Hacker News new | ask | show | jobs
by ben_w 820 days ago
> They're not guesses. We know they use A100s and we know how fast an A100 goes.

And we don't know how many GPT-4 instances run on any single A100, or if it's the other way around and how many A100s are needed to run a single GPT-4 instance. We also don't know how many tokens/second any given instance produces, so multiple users may be (my guess is they are) queued on any given instance. We have a rough idea how many machines they have, but not how intensively they're being used.

> You can cut a brain open and see how many neurons it has and how often they fire. Kurzweil's 10 petaflops for the brain (100e9 neurons * 1000 connections * 200 calculations) is a bit high for me honestly. I don't think connections count as flops. If a neuron only fires 5-50 times a second then that'd put the human brain at .5 to 5 teraflops it seems to me.

You're double-counting. "If a neuron only fires 5-50 times a second" = maximum synapse firing rate * fraction of cells active at any given moment, and the 200 is what you get from assuming it could go at 1000/second (they can) but only 20% are active at any given moment (a bit on the high side, but not by much).

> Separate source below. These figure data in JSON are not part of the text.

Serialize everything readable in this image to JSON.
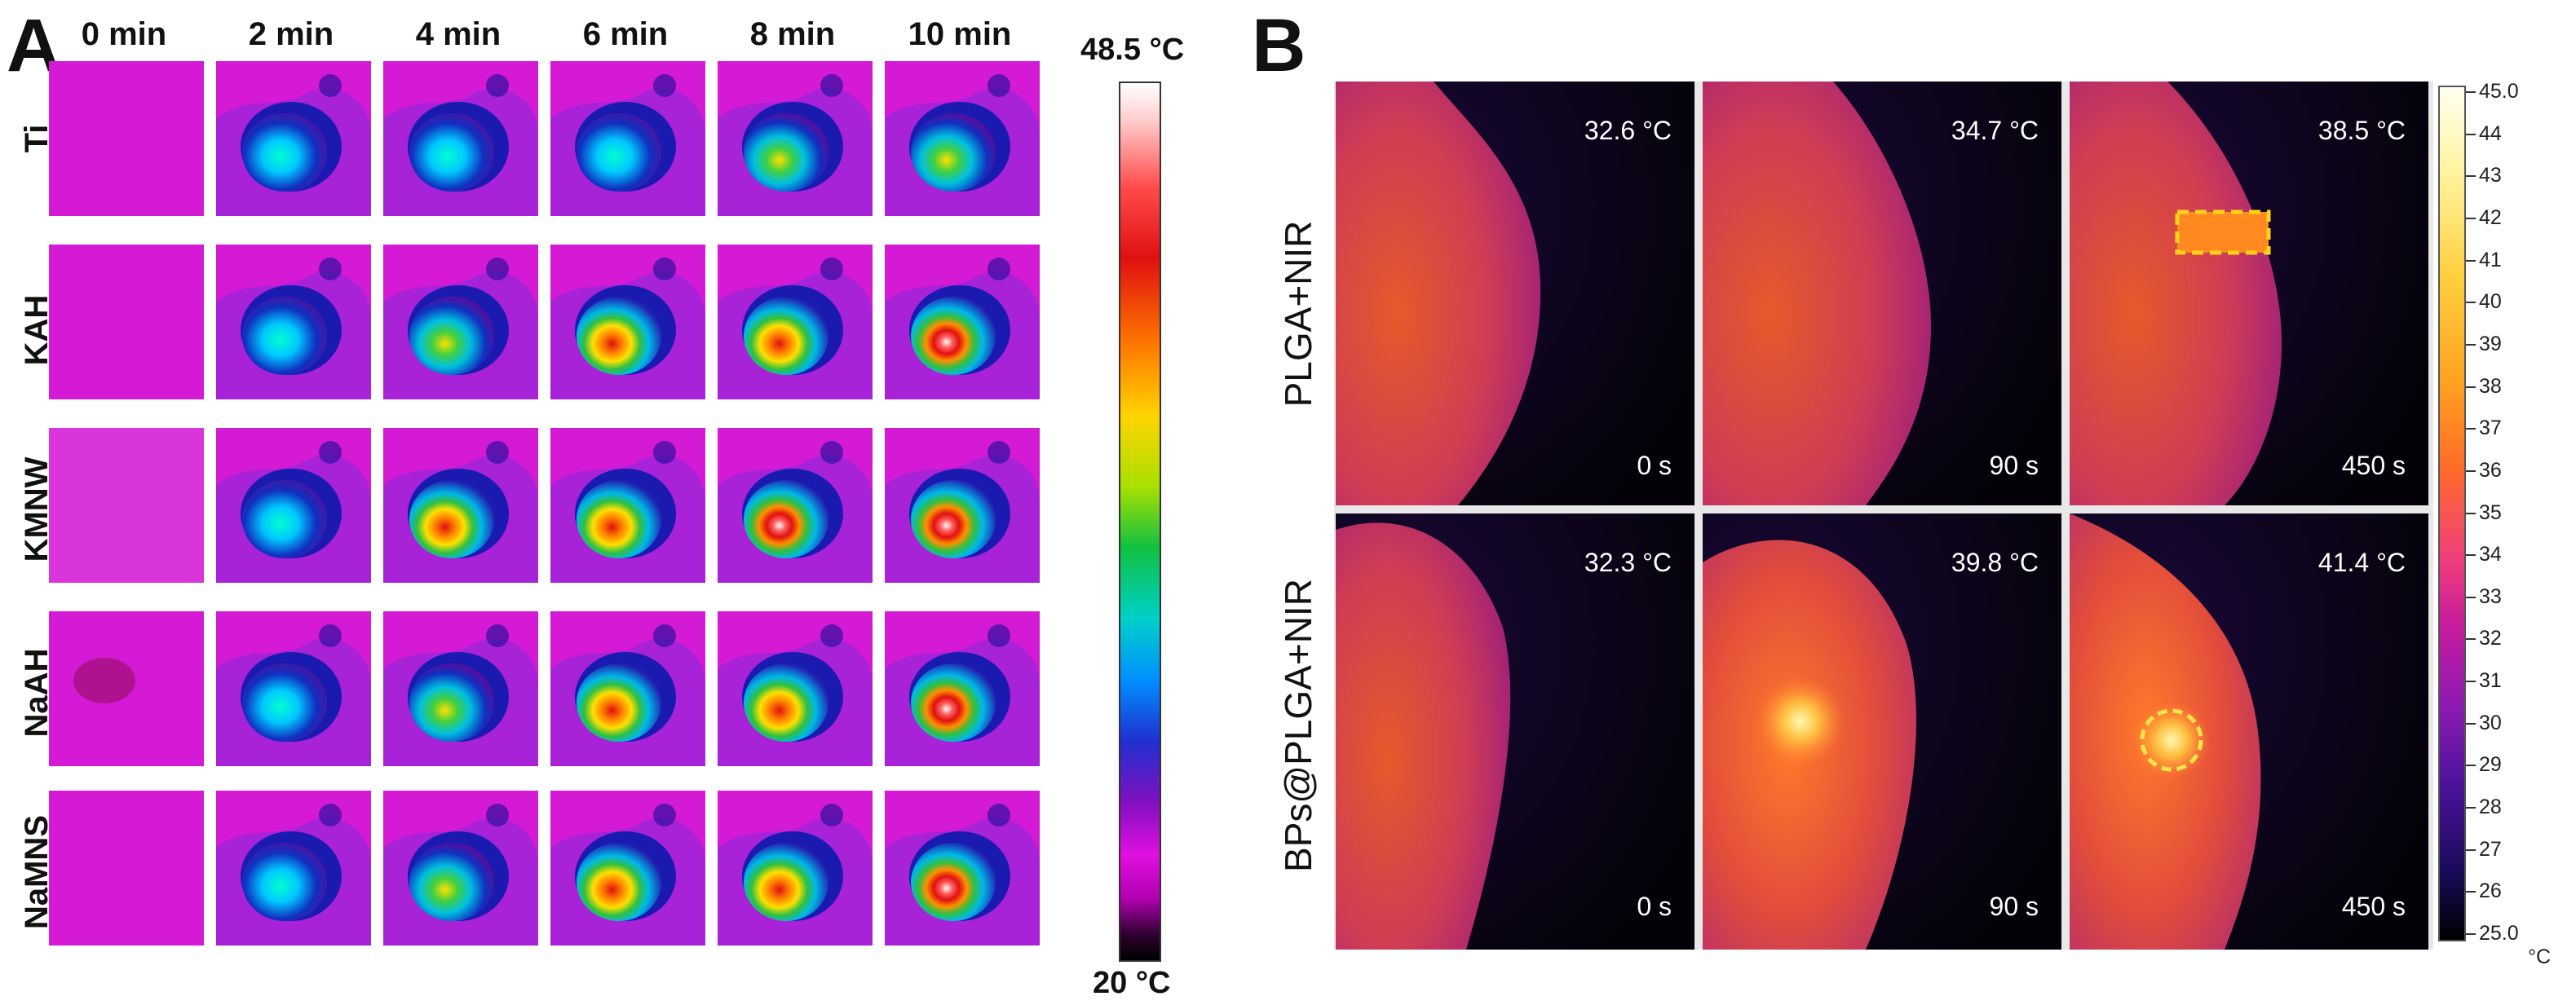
{
  "panel_a": {
    "letter": "A",
    "columns": [
      "0 min",
      "2 min",
      "4 min",
      "6 min",
      "8 min",
      "10 min"
    ],
    "rows": [
      "Ti",
      "KAH",
      "KMNW",
      "NaAH",
      "NaMNS"
    ],
    "colorbar": {
      "max_label": "48.5 °C",
      "min_label": "20 °C"
    }
  },
  "panel_b": {
    "letter": "B",
    "rows": [
      {
        "label": "PLGA+NIR",
        "temps": [
          "32.6 °C",
          "34.7 °C",
          "38.5 °C"
        ]
      },
      {
        "label": "BPs@PLGA+NIR",
        "temps": [
          "32.3 °C",
          "39.8 °C",
          "41.4 °C"
        ]
      }
    ],
    "times": [
      "0 s",
      "90 s",
      "450 s"
    ],
    "colorbar": {
      "ticks": [
        "45.0",
        "44",
        "43",
        "42",
        "41",
        "40",
        "39",
        "38",
        "37",
        "36",
        "35",
        "34",
        "33",
        "32",
        "31",
        "30",
        "29",
        "28",
        "27",
        "26",
        "25.0"
      ],
      "unit": "°C"
    }
  },
  "colors": {
    "magenta_bg": "#d41ad4",
    "black_bg": "#050505"
  }
}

Total = neurons * synapses/neuron * maximum synapse firing rate * fraction of cells active at any given moment * operations per synapse firing

1e11 * 1e3 * 1e3 Hz * 10% (of your brain in use at any given moment, where the similarly phrased misconception comes from) * 1 floating point operation = 1e16/second = 10 PFLOP

It currently looks like we need more than 1 floating point operation to simulate a synapse firing.

> The other estimates like 1e28 are measuring different things.

Things which may turn out to be important for e.g. Hebbian learning. We don't know what we don't know. Our brains are much more sample-efficient than our ANNs.